TOKYO (Reuters) - Japan’s Toshiba Corp (6502.T), the world’s No. 2 maker of NAND flash memory, said on Thursday that NAND prices could pick up in the July-September quarter, as demand from PC and more sophisticated mobile phones increases.
Toshiba, whose semiconductor business posted an annual 80 percent decline in operating profit in January-March as NAND prices collapsed, said it expects price of NAND chips, used in portable gadgets like Apple Inc’s (AAPL.O) iPod, to be flat this quarter.
“Prices will either be flat or go up a bit in July-September,” Toshiba Corporate Senior Vice President Shozo Saito told the Reuters Global Technology, Media and Telecoms Summit.
He said demand for Toshiba’s high-capacity flash memory chips was strong, adding that the company was currently receiving orders for about 5 percent more than it could supply, and that this gap would likely expand to about 10 percent in the July-September quarter.

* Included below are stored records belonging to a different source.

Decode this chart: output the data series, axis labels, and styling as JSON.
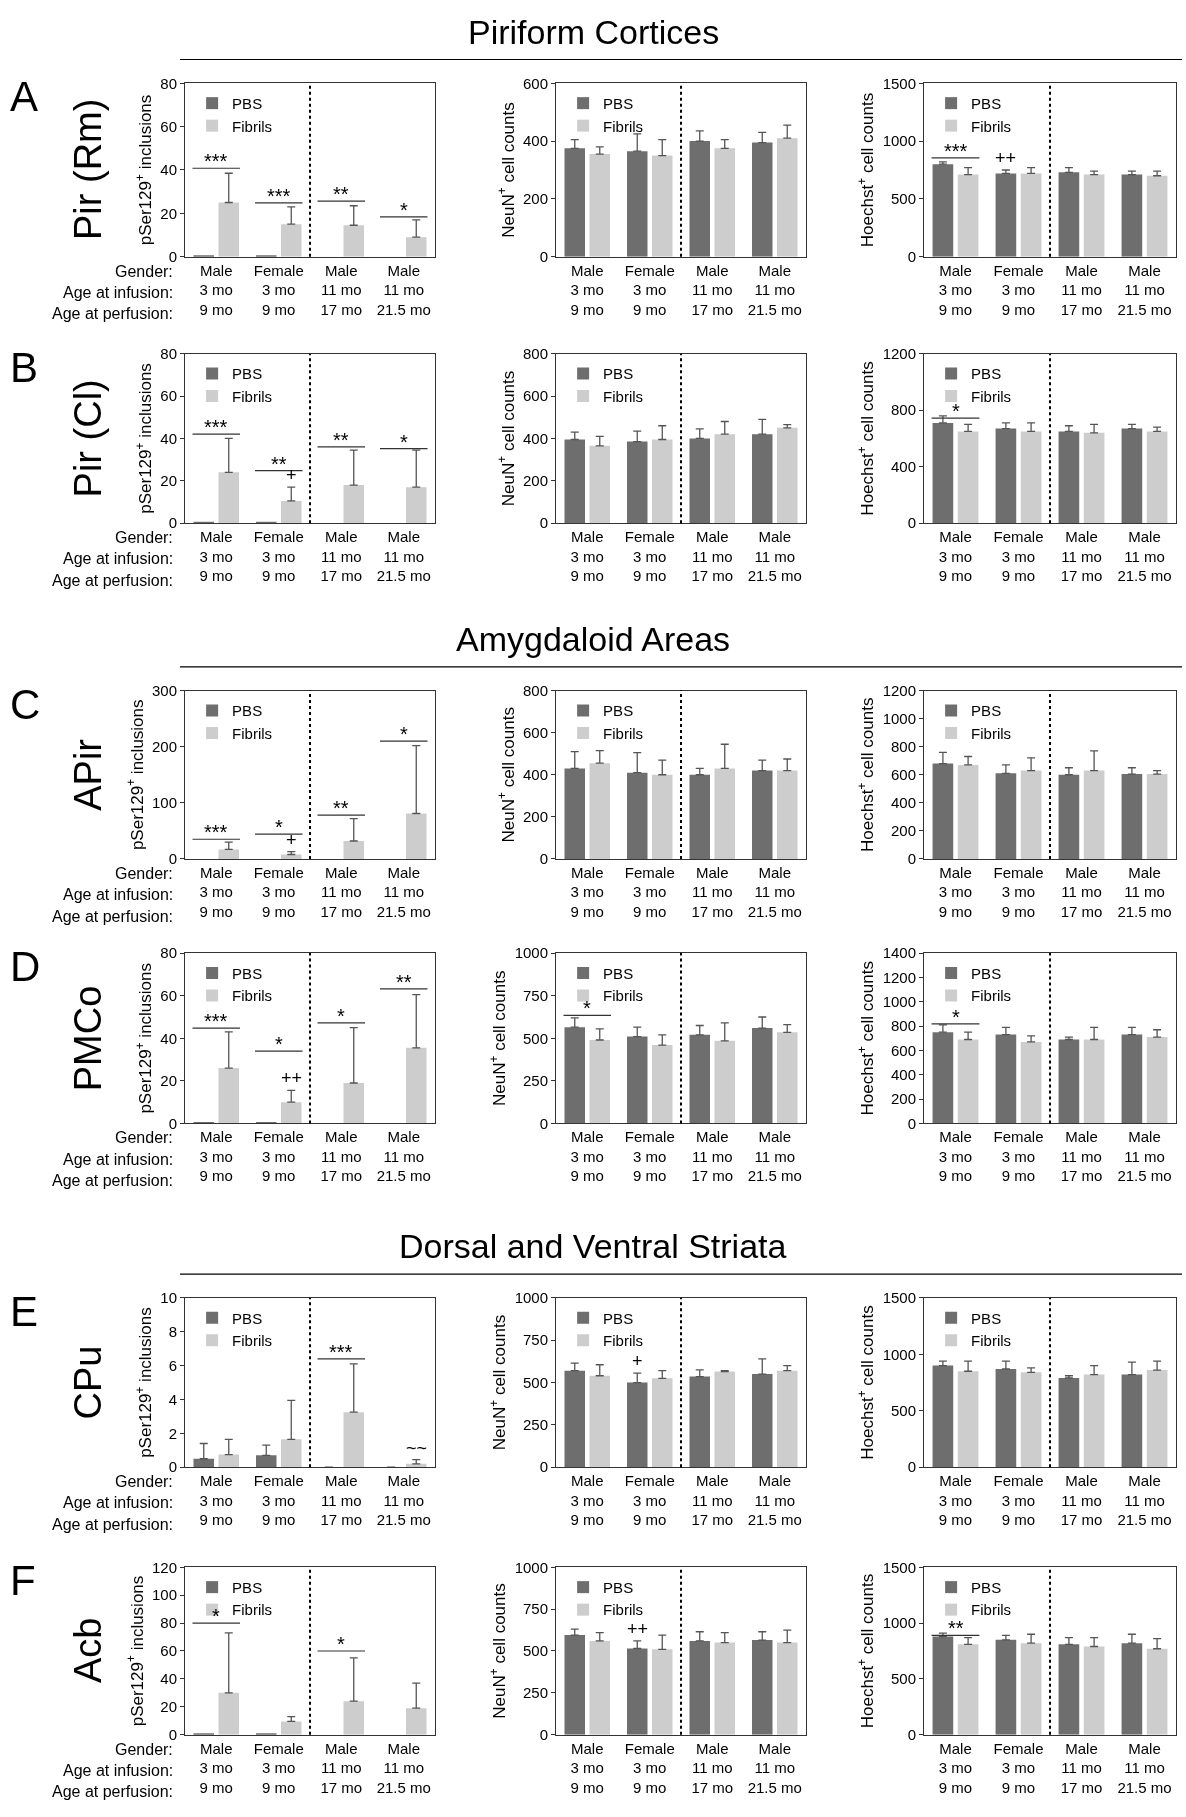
{
  "chart_data": [
    {
      "type": "bar",
      "ylabel": "pSer129$^{+}$ inclusions",
      "categories": [
        "Male\n3 mo\n9 mo",
        "Female\n3 mo\n9 mo",
        "Male\n11 mo\n17 mo",
        "Male\n11 mo\n21.5 mo"
      ],
      "ylim": [
        0,
        80
      ],
      "yticks": [
        0,
        20,
        40,
        60,
        80
      ],
      "legend": "top left",
      "series": [
        {
          "name": "PBS",
          "color": "#6e6e6e",
          "values": [
            0.5,
            0.2,
            0,
            0
          ]
        },
        {
          "name": "Fibrils",
          "color": "#cdcdcd",
          "values": [
            25,
            15,
            14.5,
            9
          ],
          "errors": [
            [
              25,
              38.5
            ],
            [
              15,
              23
            ],
            [
              14.5,
              23.5
            ],
            [
              9,
              17
            ]
          ]
        }
      ],
      "annotations": [
        "A",
        "Pir (Rm)",
        "Gender:",
        "Age at infusion:",
        "Age at perfusion:",
        "***",
        "***",
        "**",
        "*"
      ]
    },
    {
      "type": "bar",
      "title": "Piriform Cortices",
      "ylabel": "NeuN$^{+}$ cell counts",
      "categories": [
        "Male\n3 mo\n9 mo",
        "Female\n3 mo\n9 mo",
        "Male\n11 mo\n17 mo",
        "Male\n11 mo\n21.5 mo"
      ],
      "ylim": [
        0,
        600
      ],
      "yticks": [
        0,
        200,
        400,
        600
      ],
      "legend": "top left",
      "series": [
        {
          "name": "PBS",
          "color": "#6e6e6e",
          "values": [
            375,
            365,
            400,
            395
          ],
          "errors": [
            [
              375,
              405
            ],
            [
              365,
              425
            ],
            [
              400,
              435
            ],
            [
              395,
              430
            ]
          ]
        },
        {
          "name": "Fibrils",
          "color": "#cdcdcd",
          "values": [
            355,
            350,
            375,
            410
          ],
          "errors": [
            [
              355,
              380
            ],
            [
              350,
              405
            ],
            [
              375,
              405
            ],
            [
              410,
              455
            ]
          ]
        }
      ]
    },
    {
      "type": "bar",
      "ylabel": "Hoechst$^{+}$ cell counts",
      "categories": [
        "Male\n3 mo\n9 mo",
        "Female\n3 mo\n9 mo",
        "Male\n11 mo\n17 mo",
        "Male\n11 mo\n21.5 mo"
      ],
      "ylim": [
        0,
        1500
      ],
      "yticks": [
        0,
        500,
        1000,
        1500
      ],
      "legend": "top left",
      "series": [
        {
          "name": "PBS",
          "color": "#6e6e6e",
          "values": [
            800,
            720,
            730,
            710
          ],
          "errors": [
            [
              800,
              820
            ],
            [
              720,
              750
            ],
            [
              730,
              770
            ],
            [
              710,
              740
            ]
          ],
          "value_labels": [
            null,
            "++",
            null,
            null
          ]
        },
        {
          "name": "Fibrils",
          "color": "#cdcdcd",
          "values": [
            710,
            720,
            710,
            700
          ],
          "errors": [
            [
              710,
              770
            ],
            [
              720,
              770
            ],
            [
              710,
              740
            ],
            [
              700,
              740
            ]
          ]
        }
      ],
      "annotations": [
        "***"
      ]
    },
    {
      "type": "bar",
      "ylabel": "pSer129$^{+}$ inclusions",
      "categories": [
        "Male\n3 mo\n9 mo",
        "Female\n3 mo\n9 mo",
        "Male\n11 mo\n17 mo",
        "Male\n11 mo\n21.5 mo"
      ],
      "ylim": [
        0,
        80
      ],
      "yticks": [
        0,
        20,
        40,
        60,
        80
      ],
      "legend": "top left",
      "series": [
        {
          "name": "PBS",
          "color": "#6e6e6e",
          "values": [
            0.5,
            0.5,
            0,
            0
          ]
        },
        {
          "name": "Fibrils",
          "color": "#cdcdcd",
          "values": [
            24,
            10.5,
            18,
            17
          ],
          "errors": [
            [
              24,
              40
            ],
            [
              10.5,
              17
            ],
            [
              18,
              34.5
            ],
            [
              17,
              34.5
            ]
          ],
          "value_labels": [
            null,
            "+",
            null,
            null
          ]
        }
      ],
      "annotations": [
        "B",
        "Pir (Cl)",
        "Gender:",
        "Age at infusion:",
        "Age at perfusion:",
        "***",
        "**",
        "**",
        "*"
      ]
    },
    {
      "type": "bar",
      "ylabel": "NeuN$^{+}$ cell counts",
      "categories": [
        "Male\n3 mo\n9 mo",
        "Female\n3 mo\n9 mo",
        "Male\n11 mo\n17 mo",
        "Male\n11 mo\n21.5 mo"
      ],
      "ylim": [
        0,
        800
      ],
      "yticks": [
        0,
        200,
        400,
        600,
        800
      ],
      "legend": "top left",
      "series": [
        {
          "name": "PBS",
          "color": "#6e6e6e",
          "values": [
            395,
            385,
            400,
            420
          ],
          "errors": [
            [
              395,
              430
            ],
            [
              385,
              435
            ],
            [
              400,
              445
            ],
            [
              420,
              490
            ]
          ]
        },
        {
          "name": "Fibrils",
          "color": "#cdcdcd",
          "values": [
            365,
            395,
            420,
            450
          ],
          "errors": [
            [
              365,
              410
            ],
            [
              395,
              460
            ],
            [
              420,
              480
            ],
            [
              450,
              465
            ]
          ]
        }
      ]
    },
    {
      "type": "bar",
      "ylabel": "Hoechst$^{+}$ cell counts",
      "categories": [
        "Male\n3 mo\n9 mo",
        "Female\n3 mo\n9 mo",
        "Male\n11 mo\n17 mo",
        "Male\n11 mo\n21.5 mo"
      ],
      "ylim": [
        0,
        1200
      ],
      "yticks": [
        0,
        400,
        800,
        1200
      ],
      "legend": "top left",
      "series": [
        {
          "name": "PBS",
          "color": "#6e6e6e",
          "values": [
            710,
            670,
            650,
            670
          ],
          "errors": [
            [
              710,
              760
            ],
            [
              670,
              710
            ],
            [
              650,
              690
            ],
            [
              670,
              700
            ]
          ]
        },
        {
          "name": "Fibrils",
          "color": "#cdcdcd",
          "values": [
            650,
            650,
            640,
            650
          ],
          "errors": [
            [
              650,
              700
            ],
            [
              650,
              710
            ],
            [
              640,
              700
            ],
            [
              650,
              680
            ]
          ]
        }
      ],
      "annotations": [
        "*"
      ]
    },
    {
      "type": "bar",
      "ylabel": "pSer129$^{+}$ inclusions",
      "categories": [
        "Male\n3 mo\n9 mo",
        "Female\n3 mo\n9 mo",
        "Male\n11 mo\n17 mo",
        "Male\n11 mo\n21.5 mo"
      ],
      "ylim": [
        0,
        300
      ],
      "yticks": [
        0,
        100,
        200,
        300
      ],
      "legend": "top left",
      "series": [
        {
          "name": "PBS",
          "color": "#6e6e6e",
          "values": [
            0,
            0,
            0,
            0
          ]
        },
        {
          "name": "Fibrils",
          "color": "#cdcdcd",
          "values": [
            17,
            8,
            32,
            81
          ],
          "errors": [
            [
              17,
              30
            ],
            [
              8,
              13
            ],
            [
              32,
              72
            ],
            [
              81,
              202
            ]
          ],
          "value_labels": [
            null,
            "+",
            null,
            null
          ]
        }
      ],
      "annotations": [
        "C",
        "APir",
        "Gender:",
        "Age at infusion:",
        "Age at perfusion:",
        "***",
        "*",
        "**",
        "*"
      ]
    },
    {
      "type": "bar",
      "title": "Amygdaloid Areas",
      "ylabel": "NeuN$^{+}$ cell counts",
      "categories": [
        "Male\n3 mo\n9 mo",
        "Female\n3 mo\n9 mo",
        "Male\n11 mo\n17 mo",
        "Male\n11 mo\n21.5 mo"
      ],
      "ylim": [
        0,
        800
      ],
      "yticks": [
        0,
        200,
        400,
        600,
        800
      ],
      "legend": "top left",
      "series": [
        {
          "name": "PBS",
          "color": "#6e6e6e",
          "values": [
            430,
            410,
            400,
            420
          ],
          "errors": [
            [
              430,
              510
            ],
            [
              410,
              505
            ],
            [
              400,
              430
            ],
            [
              420,
              470
            ]
          ]
        },
        {
          "name": "Fibrils",
          "color": "#cdcdcd",
          "values": [
            455,
            400,
            430,
            420
          ],
          "errors": [
            [
              455,
              515
            ],
            [
              400,
              470
            ],
            [
              430,
              545
            ],
            [
              420,
              475
            ]
          ]
        }
      ]
    },
    {
      "type": "bar",
      "ylabel": "Hoechst$^{+}$ cell counts",
      "categories": [
        "Male\n3 mo\n9 mo",
        "Female\n3 mo\n9 mo",
        "Male\n11 mo\n17 mo",
        "Male\n11 mo\n21.5 mo"
      ],
      "ylim": [
        0,
        1200
      ],
      "yticks": [
        0,
        200,
        400,
        600,
        800,
        1000,
        1200
      ],
      "legend": "top left",
      "series": [
        {
          "name": "PBS",
          "color": "#6e6e6e",
          "values": [
            680,
            610,
            600,
            605
          ],
          "errors": [
            [
              680,
              760
            ],
            [
              610,
              670
            ],
            [
              600,
              650
            ],
            [
              605,
              650
            ]
          ]
        },
        {
          "name": "Fibrils",
          "color": "#cdcdcd",
          "values": [
            670,
            630,
            630,
            605
          ],
          "errors": [
            [
              670,
              730
            ],
            [
              630,
              720
            ],
            [
              630,
              770
            ],
            [
              605,
              630
            ]
          ]
        }
      ]
    },
    {
      "type": "bar",
      "ylabel": "pSer129$^{+}$ inclusions",
      "categories": [
        "Male\n3 mo\n9 mo",
        "Female\n3 mo\n9 mo",
        "Male\n11 mo\n17 mo",
        "Male\n11 mo\n21.5 mo"
      ],
      "ylim": [
        0,
        80
      ],
      "yticks": [
        0,
        20,
        40,
        60,
        80
      ],
      "legend": "top left",
      "series": [
        {
          "name": "PBS",
          "color": "#6e6e6e",
          "values": [
            0.3,
            0.5,
            0,
            0
          ]
        },
        {
          "name": "Fibrils",
          "color": "#cdcdcd",
          "values": [
            26,
            10,
            19,
            35.5
          ],
          "errors": [
            [
              26,
              43
            ],
            [
              10,
              15.5
            ],
            [
              19,
              45
            ],
            [
              35.5,
              60.5
            ]
          ],
          "value_labels": [
            null,
            "++",
            null,
            null
          ]
        }
      ],
      "annotations": [
        "D",
        "PMCo",
        "Gender:",
        "Age at infusion:",
        "Age at perfusion:",
        "***",
        "*",
        "*",
        "**"
      ]
    },
    {
      "type": "bar",
      "ylabel": "NeuN$^{+}$ cell counts",
      "categories": [
        "Male\n3 mo\n9 mo",
        "Female\n3 mo\n9 mo",
        "Male\n11 mo\n17 mo",
        "Male\n11 mo\n21.5 mo"
      ],
      "ylim": [
        0,
        1000
      ],
      "yticks": [
        0,
        250,
        500,
        750,
        1000
      ],
      "legend": "top left",
      "series": [
        {
          "name": "PBS",
          "color": "#6e6e6e",
          "values": [
            565,
            510,
            520,
            560
          ],
          "errors": [
            [
              565,
              620
            ],
            [
              510,
              565
            ],
            [
              520,
              575
            ],
            [
              560,
              625
            ]
          ]
        },
        {
          "name": "Fibrils",
          "color": "#cdcdcd",
          "values": [
            490,
            460,
            485,
            535
          ],
          "errors": [
            [
              490,
              555
            ],
            [
              460,
              520
            ],
            [
              485,
              590
            ],
            [
              535,
              580
            ]
          ]
        }
      ],
      "annotations": [
        "*"
      ]
    },
    {
      "type": "bar",
      "ylabel": "Hoechst$^{+}$ cell counts",
      "categories": [
        "Male\n3 mo\n9 mo",
        "Female\n3 mo\n9 mo",
        "Male\n11 mo\n17 mo",
        "Male\n11 mo\n21.5 mo"
      ],
      "ylim": [
        0,
        1400
      ],
      "yticks": [
        0,
        200,
        400,
        600,
        800,
        1000,
        1200,
        1400
      ],
      "legend": "top left",
      "series": [
        {
          "name": "PBS",
          "color": "#6e6e6e",
          "values": [
            750,
            730,
            690,
            730
          ],
          "errors": [
            [
              750,
              810
            ],
            [
              730,
              790
            ],
            [
              690,
              710
            ],
            [
              730,
              790
            ]
          ]
        },
        {
          "name": "Fibrils",
          "color": "#cdcdcd",
          "values": [
            690,
            670,
            690,
            710
          ],
          "errors": [
            [
              690,
              750
            ],
            [
              670,
              720
            ],
            [
              690,
              790
            ],
            [
              710,
              770
            ]
          ]
        }
      ],
      "annotations": [
        "*"
      ]
    },
    {
      "type": "bar",
      "ylabel": "pSer129$^{+}$ inclusions",
      "categories": [
        "Male\n3 mo\n9 mo",
        "Female\n3 mo\n9 mo",
        "Male\n11 mo\n17 mo",
        "Male\n11 mo\n21.5 mo"
      ],
      "ylim": [
        0,
        10
      ],
      "yticks": [
        0,
        2,
        4,
        6,
        8,
        10
      ],
      "legend": "top left",
      "series": [
        {
          "name": "PBS",
          "color": "#6e6e6e",
          "values": [
            0.5,
            0.7,
            0,
            0
          ],
          "errors": [
            [
              0.5,
              1.4
            ],
            [
              0.7,
              1.3
            ],
            null,
            null
          ]
        },
        {
          "name": "Fibrils",
          "color": "#cdcdcd",
          "values": [
            0.75,
            1.65,
            3.25,
            0.2
          ],
          "errors": [
            [
              0.75,
              1.65
            ],
            [
              1.65,
              3.95
            ],
            [
              3.25,
              6.1
            ],
            [
              0.2,
              0.45
            ]
          ],
          "value_labels": [
            null,
            null,
            null,
            "~~"
          ]
        }
      ],
      "annotations": [
        "E",
        "CPu",
        "Gender:",
        "Age at infusion:",
        "Age at perfusion:",
        "***"
      ]
    },
    {
      "type": "bar",
      "title": "Dorsal and Ventral Striata",
      "ylabel": "NeuN$^{+}$ cell counts",
      "categories": [
        "Male\n3 mo\n9 mo",
        "Female\n3 mo\n9 mo",
        "Male\n11 mo\n17 mo",
        "Male\n11 mo\n21.5 mo"
      ],
      "ylim": [
        0,
        1000
      ],
      "yticks": [
        0,
        250,
        500,
        750,
        1000
      ],
      "legend": "top left",
      "series": [
        {
          "name": "PBS",
          "color": "#6e6e6e",
          "values": [
            570,
            500,
            535,
            550
          ],
          "errors": [
            [
              570,
              615
            ],
            [
              500,
              555
            ],
            [
              535,
              575
            ],
            [
              550,
              640
            ]
          ],
          "value_labels": [
            null,
            "+",
            null,
            null
          ]
        },
        {
          "name": "Fibrils",
          "color": "#cdcdcd",
          "values": [
            540,
            525,
            565,
            570
          ],
          "errors": [
            [
              540,
              605
            ],
            [
              525,
              570
            ],
            [
              565,
              570
            ],
            [
              570,
              600
            ]
          ]
        }
      ]
    },
    {
      "type": "bar",
      "ylabel": "Hoechst$^{+}$ cell counts",
      "categories": [
        "Male\n3 mo\n9 mo",
        "Female\n3 mo\n9 mo",
        "Male\n11 mo\n17 mo",
        "Male\n11 mo\n21.5 mo"
      ],
      "ylim": [
        0,
        1500
      ],
      "yticks": [
        0,
        500,
        1000,
        1500
      ],
      "legend": "top left",
      "series": [
        {
          "name": "PBS",
          "color": "#6e6e6e",
          "values": [
            900,
            870,
            790,
            820
          ],
          "errors": [
            [
              900,
              940
            ],
            [
              870,
              940
            ],
            [
              790,
              810
            ],
            [
              820,
              930
            ]
          ]
        },
        {
          "name": "Fibrils",
          "color": "#cdcdcd",
          "values": [
            850,
            840,
            820,
            860
          ],
          "errors": [
            [
              850,
              940
            ],
            [
              840,
              880
            ],
            [
              820,
              900
            ],
            [
              860,
              940
            ]
          ]
        }
      ]
    },
    {
      "type": "bar",
      "ylabel": "pSer129$^{+}$ inclusions",
      "categories": [
        "Male\n3 mo\n9 mo",
        "Female\n3 mo\n9 mo",
        "Male\n11 mo\n17 mo",
        "Male\n11 mo\n21.5 mo"
      ],
      "ylim": [
        0,
        120
      ],
      "yticks": [
        0,
        20,
        40,
        60,
        80,
        100,
        120
      ],
      "legend": "top left",
      "series": [
        {
          "name": "PBS",
          "color": "#6e6e6e",
          "values": [
            0.5,
            0.5,
            0,
            0
          ]
        },
        {
          "name": "Fibrils",
          "color": "#cdcdcd",
          "values": [
            30,
            9.5,
            24,
            19
          ],
          "errors": [
            [
              30,
              73
            ],
            [
              9.5,
              13
            ],
            [
              24,
              55
            ],
            [
              19,
              37
            ]
          ]
        }
      ],
      "annotations": [
        "F",
        "Acb",
        "Gender:",
        "Age at infusion:",
        "Age at perfusion:",
        "*",
        "*"
      ]
    },
    {
      "type": "bar",
      "ylabel": "NeuN$^{+}$ cell counts",
      "categories": [
        "Male\n3 mo\n9 mo",
        "Female\n3 mo\n9 mo",
        "Male\n11 mo\n17 mo",
        "Male\n11 mo\n21.5 mo"
      ],
      "ylim": [
        0,
        1000
      ],
      "yticks": [
        0,
        250,
        500,
        750,
        1000
      ],
      "legend": "top left",
      "series": [
        {
          "name": "PBS",
          "color": "#6e6e6e",
          "values": [
            595,
            515,
            560,
            565
          ],
          "errors": [
            [
              595,
              630
            ],
            [
              515,
              560
            ],
            [
              560,
              615
            ],
            [
              565,
              615
            ]
          ],
          "value_labels": [
            null,
            "++",
            null,
            null
          ]
        },
        {
          "name": "Fibrils",
          "color": "#cdcdcd",
          "values": [
            560,
            510,
            550,
            550
          ],
          "errors": [
            [
              560,
              610
            ],
            [
              510,
              595
            ],
            [
              550,
              610
            ],
            [
              550,
              625
            ]
          ]
        }
      ]
    },
    {
      "type": "bar",
      "ylabel": "Hoechst$^{+}$ cell counts",
      "categories": [
        "Male\n3 mo\n9 mo",
        "Female\n3 mo\n9 mo",
        "Male\n11 mo\n17 mo",
        "Male\n11 mo\n21.5 mo"
      ],
      "ylim": [
        0,
        1500
      ],
      "yticks": [
        0,
        500,
        1000,
        1500
      ],
      "legend": "top left",
      "series": [
        {
          "name": "PBS",
          "color": "#6e6e6e",
          "values": [
            880,
            850,
            810,
            820
          ],
          "errors": [
            [
              880,
              910
            ],
            [
              850,
              890
            ],
            [
              810,
              870
            ],
            [
              820,
              900
            ]
          ]
        },
        {
          "name": "Fibrils",
          "color": "#cdcdcd",
          "values": [
            810,
            820,
            790,
            770
          ],
          "errors": [
            [
              810,
              870
            ],
            [
              820,
              900
            ],
            [
              790,
              870
            ],
            [
              770,
              860
            ]
          ]
        }
      ],
      "annotations": [
        "**"
      ]
    }
  ]
}
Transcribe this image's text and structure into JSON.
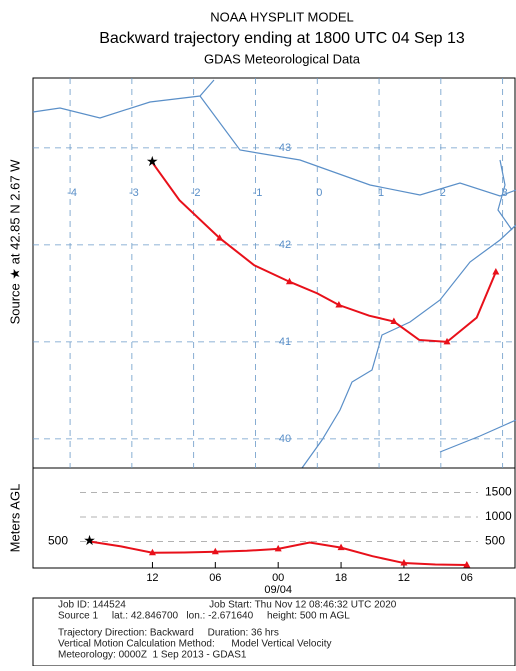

Even though prices are stabilizing, to be safe, the company is still prepared for a drop of up to 50 percent this business year, Saito said.
“The past data shows an average 50 percent annual decline, and we should be ready for that,” he said. “And we will keep profit margin by cutting costs by 50 percent and more.”
If prices fall further, Saito said the chip maker would curb plans to up output.
He said it was possible that the company would initially start production at only one of two NAND factories it is planning to build in 2010.
Toshiba and partner SanDisk Corp SNDK.O together plan to spend a total 1.7 trillion yen ($16.5 billion) on two new plants in Japan, but SanDisk has so far only committed to investing in one of them.
“It depends on the market situation. If NAND prices fall too much, we will leave factory buildings empty,” he said.
“We could start production at one plant first, and if so, we think that would be the one in Yokkaichi,” in western Japan, he said.
Toshiba, which trails South Korea’s Samsung Electronics Co Ltd (005930.KS) in NAND market, has been trying to shield itself from sharp price fluctuations by shifting more towards “embedded” NAND memory used for portable music players and other digital devices. Embedded chips also include software and command higher prices.
He said the firm will increase the percentage of the embedded NAND to 70 percent of the total in one year from current 50 percent.
Among other things, the chip maker sees huge potential from makers of laptop PCs, who are increasingly turning to NAND memory as an alternative to hard disk drives.